This is the supplementary code for the paper "Meta analysis on gene popularity; less than half gene citations stem from gene regulatory networks" by Ionut Sebastian Mihai , Debojyoti Das, Gabija Maršalka and Johan Henriksson (corresponding).
Laboratory of Molecular Infection Medicine Sweden (MIMS), Umeå Centre for Microbial Research, Department of Molecular Biology, Umeå University, Umeå, Sweden
The features are produced in feature_summarize.R. The smaller input files are already in the input/-folder. Bigger files need to be downloaded. There are files in this directory describing this process. The generated features are otherwise provided with the paper supplementary. Some of the input files need to be processed with the Java code provided
The linear model is provided in model_linear.R - it also has some rendering for the nonlinear models.

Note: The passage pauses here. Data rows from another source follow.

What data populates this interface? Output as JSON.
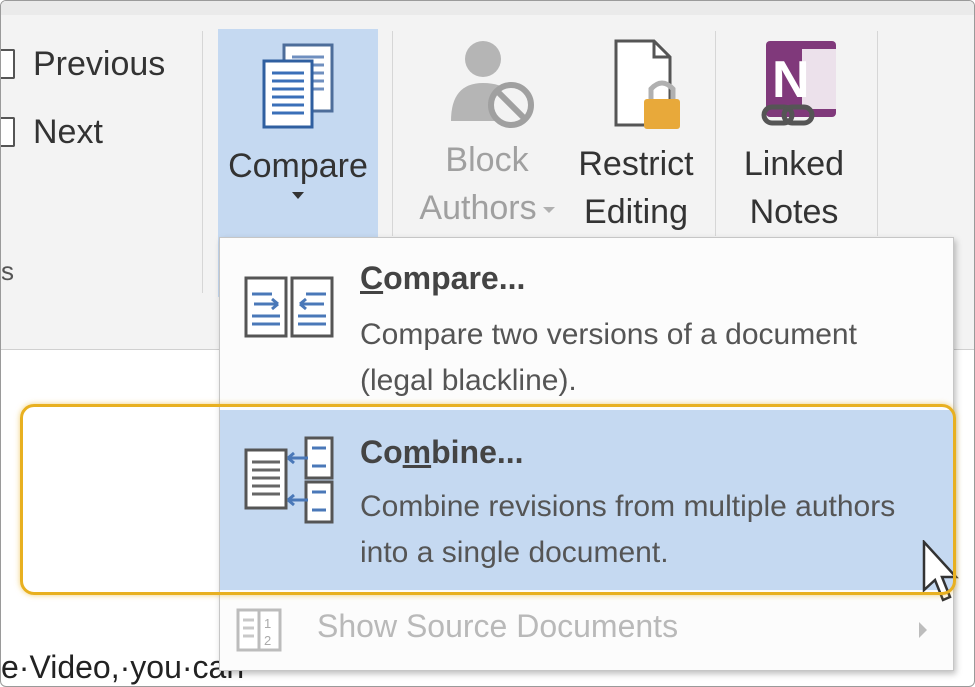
{
  "ribbon": {
    "navigation": {
      "previous_label": "Previous",
      "next_label": "Next",
      "group_label_fragment": "s"
    },
    "compare_button": {
      "label": "Compare"
    },
    "block_authors_button": {
      "line1": "Block",
      "line2": "Authors"
    },
    "restrict_editing_button": {
      "line1": "Restrict",
      "line2": "Editing"
    },
    "linked_notes_button": {
      "line1": "Linked",
      "line2": "Notes"
    }
  },
  "compare_menu": {
    "compare_item": {
      "title_prefix": "",
      "title_underlined": "C",
      "title_suffix": "ompare...",
      "description": "Compare two versions of a document (legal blackline)."
    },
    "combine_item": {
      "title_prefix": "Co",
      "title_underlined": "m",
      "title_suffix": "bine...",
      "description": "Combine revisions from multiple authors into a single document."
    },
    "show_source_item": {
      "label": "Show Source Documents"
    }
  },
  "document": {
    "visible_text": "e·Video,·you·can"
  },
  "colors": {
    "accent_selected": "#c5d9f1",
    "highlight_ring": "#e8b020",
    "onenote_purple": "#80397b",
    "lock_gold": "#e8a93a"
  }
}
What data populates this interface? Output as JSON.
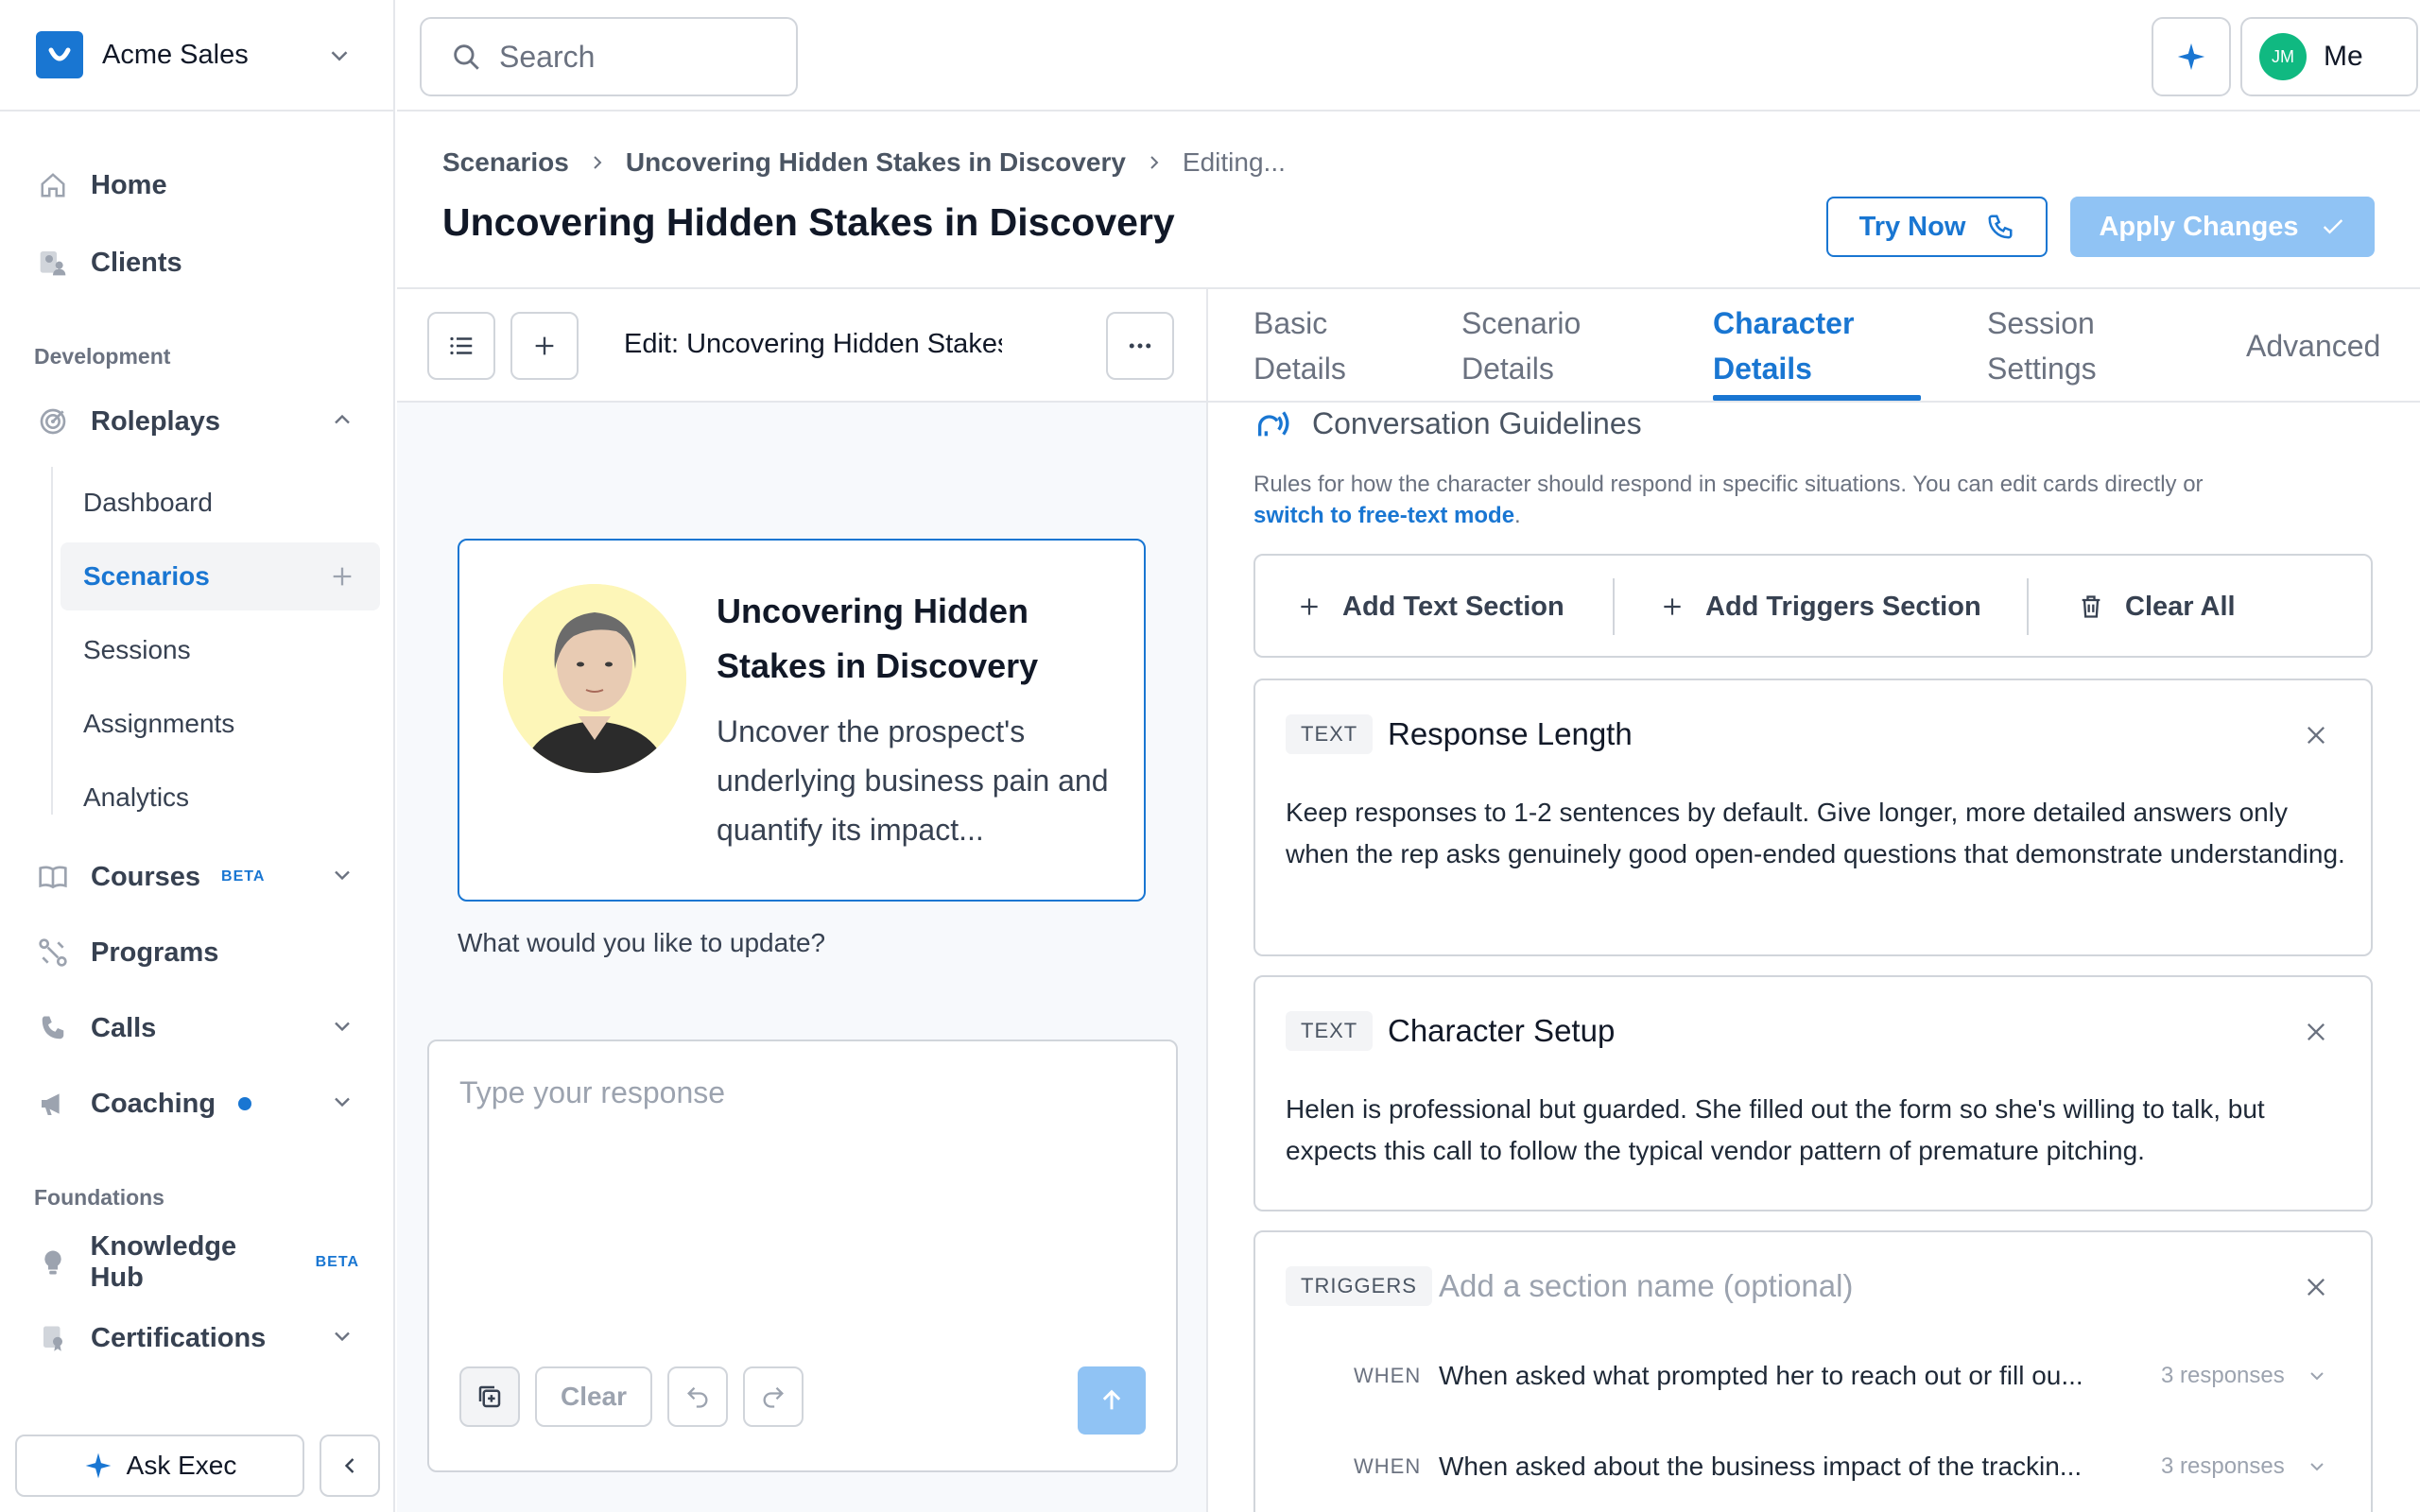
{
  "org": {
    "name": "Acme Sales"
  },
  "nav": {
    "home": "Home",
    "clients": "Clients",
    "development_label": "Development",
    "roleplays": "Roleplays",
    "sub": [
      "Dashboard",
      "Scenarios",
      "Sessions",
      "Assignments",
      "Analytics"
    ],
    "courses": "Courses",
    "courses_badge": "BETA",
    "programs": "Programs",
    "calls": "Calls",
    "coaching": "Coaching",
    "foundations_label": "Foundations",
    "knowledge_hub": "Knowledge Hub",
    "knowledge_badge": "BETA",
    "certifications": "Certifications"
  },
  "ask_exec": "Ask Exec",
  "search": {
    "placeholder": "Search"
  },
  "user": {
    "initials": "JM",
    "label": "Me"
  },
  "breadcrumb": [
    "Scenarios",
    "Uncovering Hidden Stakes in Discovery",
    "Editing..."
  ],
  "page_title": "Uncovering Hidden Stakes in Discovery",
  "actions": {
    "try_now": "Try Now",
    "apply": "Apply Changes"
  },
  "editor": {
    "title": "Edit: Uncovering Hidden Stakes in D",
    "card_title": "Uncovering Hidden Stakes in Discovery",
    "card_desc": "Uncover the prospect's underlying business pain and quantify its impact...",
    "question": "What would you like to update?",
    "composer_placeholder": "Type your response",
    "clear": "Clear"
  },
  "tabs": [
    {
      "line1": "Basic",
      "line2": "Details"
    },
    {
      "line1": "Scenario",
      "line2": "Details"
    },
    {
      "line1": "Character",
      "line2": "Details"
    },
    {
      "line1": "Session",
      "line2": "Settings"
    },
    {
      "line1": "Advanced",
      "line2": ""
    }
  ],
  "guidelines": {
    "heading": "Conversation Guidelines",
    "desc": "Rules for how the character should respond in specific situations. You can edit cards directly or",
    "desc_link": "switch to free-text mode",
    "add_text": "Add Text Section",
    "add_triggers": "Add Triggers Section",
    "clear_all": "Clear All",
    "cards": [
      {
        "type": "TEXT",
        "title": "Response Length",
        "body": "Keep responses to 1-2 sentences by default. Give longer, more detailed answers only when the rep asks genuinely good open-ended questions that demonstrate understanding."
      },
      {
        "type": "TEXT",
        "title": "Character Setup",
        "body": "Helen is professional but guarded. She filled out the form so she's willing to talk, but expects this call to follow the typical vendor pattern of premature pitching."
      }
    ],
    "triggers_card": {
      "type": "TRIGGERS",
      "placeholder": "Add a section name (optional)",
      "when_label": "WHEN",
      "items": [
        {
          "text": "When asked what prompted her to reach out or fill ou...",
          "count": "3 responses"
        },
        {
          "text": "When asked about the business impact of the trackin...",
          "count": "3 responses"
        }
      ]
    }
  },
  "colors": {
    "accent": "#1976d2",
    "accent_disabled": "#90c3f4",
    "avatar": "#10b981"
  }
}
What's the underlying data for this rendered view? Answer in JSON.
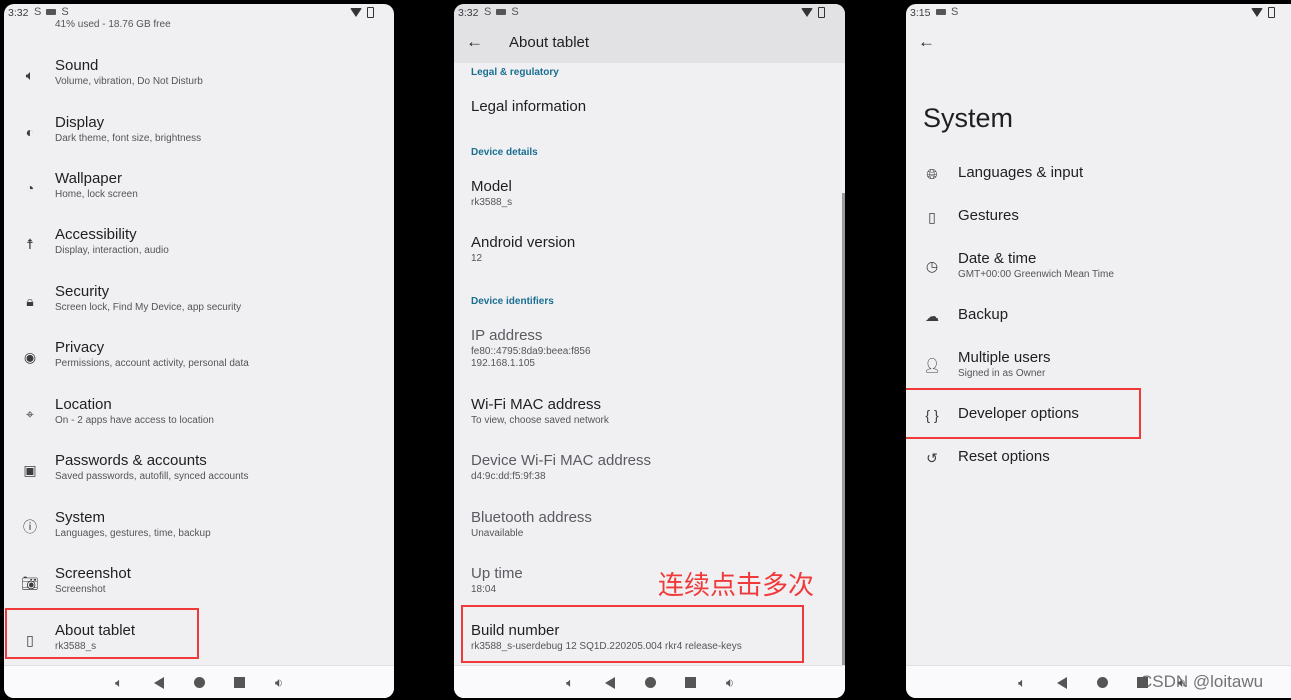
{
  "panels": {
    "settings": {
      "status": {
        "time": "3:32"
      },
      "storage_summary": "41% used - 18.76 GB free",
      "items": [
        {
          "icon": "volume-icon",
          "title": "Sound",
          "sub": "Volume, vibration, Do Not Disturb"
        },
        {
          "icon": "display-brightness-icon",
          "title": "Display",
          "sub": "Dark theme, font size, brightness"
        },
        {
          "icon": "palette-icon",
          "title": "Wallpaper",
          "sub": "Home, lock screen"
        },
        {
          "icon": "accessibility-icon",
          "title": "Accessibility",
          "sub": "Display, interaction, audio"
        },
        {
          "icon": "lock-icon",
          "title": "Security",
          "sub": "Screen lock, Find My Device, app security"
        },
        {
          "icon": "privacy-eye-icon",
          "title": "Privacy",
          "sub": "Permissions, account activity, personal data"
        },
        {
          "icon": "location-pin-icon",
          "title": "Location",
          "sub": "On - 2 apps have access to location"
        },
        {
          "icon": "account-box-icon",
          "title": "Passwords & accounts",
          "sub": "Saved passwords, autofill, synced accounts"
        },
        {
          "icon": "info-icon",
          "title": "System",
          "sub": "Languages, gestures, time, backup"
        },
        {
          "icon": "camera-icon",
          "title": "Screenshot",
          "sub": "Screenshot"
        },
        {
          "icon": "tablet-info-icon",
          "title": "About tablet",
          "sub": "rk3588_s"
        }
      ]
    },
    "about": {
      "status": {
        "time": "3:32"
      },
      "title": "About tablet",
      "sections": {
        "legal": "Legal & regulatory",
        "device_details": "Device details",
        "device_identifiers": "Device identifiers"
      },
      "legal_information": "Legal information",
      "model": {
        "title": "Model",
        "value": "rk3588_s"
      },
      "android_version": {
        "title": "Android version",
        "value": "12"
      },
      "ip_address": {
        "title": "IP address",
        "value1": "fe80::4795:8da9:beea:f856",
        "value2": "192.168.1.105"
      },
      "wifi_mac": {
        "title": "Wi-Fi MAC address",
        "value": "To view, choose saved network"
      },
      "device_wifi_mac": {
        "title": "Device Wi-Fi MAC address",
        "value": "d4:9c:dd:f5:9f:38"
      },
      "bluetooth": {
        "title": "Bluetooth address",
        "value": "Unavailable"
      },
      "up_time": {
        "title": "Up time",
        "value": "18:04"
      },
      "build_number": {
        "title": "Build number",
        "value": "rk3588_s-userdebug 12 SQ1D.220205.004 rkr4 release-keys"
      }
    },
    "system": {
      "status": {
        "time": "3:15"
      },
      "title": "System",
      "items": [
        {
          "icon": "globe-icon",
          "title": "Languages & input",
          "sub": ""
        },
        {
          "icon": "gestures-icon",
          "title": "Gestures",
          "sub": ""
        },
        {
          "icon": "clock-icon",
          "title": "Date & time",
          "sub": "GMT+00:00 Greenwich Mean Time"
        },
        {
          "icon": "cloud-upload-icon",
          "title": "Backup",
          "sub": ""
        },
        {
          "icon": "person-icon",
          "title": "Multiple users",
          "sub": "Signed in as Owner"
        },
        {
          "icon": "braces-icon",
          "title": "Developer options",
          "sub": ""
        },
        {
          "icon": "history-icon",
          "title": "Reset options",
          "sub": ""
        }
      ]
    }
  },
  "annotation": "连续点击多次",
  "watermark": "CSDN @loitawu",
  "colors": {
    "highlight": "#f03a3a",
    "section_header": "#1a6e91",
    "background": "#f0f0f3"
  }
}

The nonlinear model fitting is done by the Jupyter notebooks: model_neuralnetwork.ipynb and model_xgboost.ipynb
Many of the figures in the paper are produced by small_plots.R.
In the website directory, simply run "make" (assumes you have copied required files into its data folder; this likely needs our guidance). All the dependencies are in requirements.txt
- The majority of the analysis was done in R using many fairly standard packages. SQLdf was used plenty
- Machine learning was done in Python using PyTorch and XGBoost
- There is some Greta code here for piece-wise linear model fitting not mentioned in the paper
- Some steps were done in Java for performance
- Webserver uses Dash
- Figures were made mainly in Inkscape
- Paper written using google docs and the paperpile reference manager
This project is licensed under the MIT License.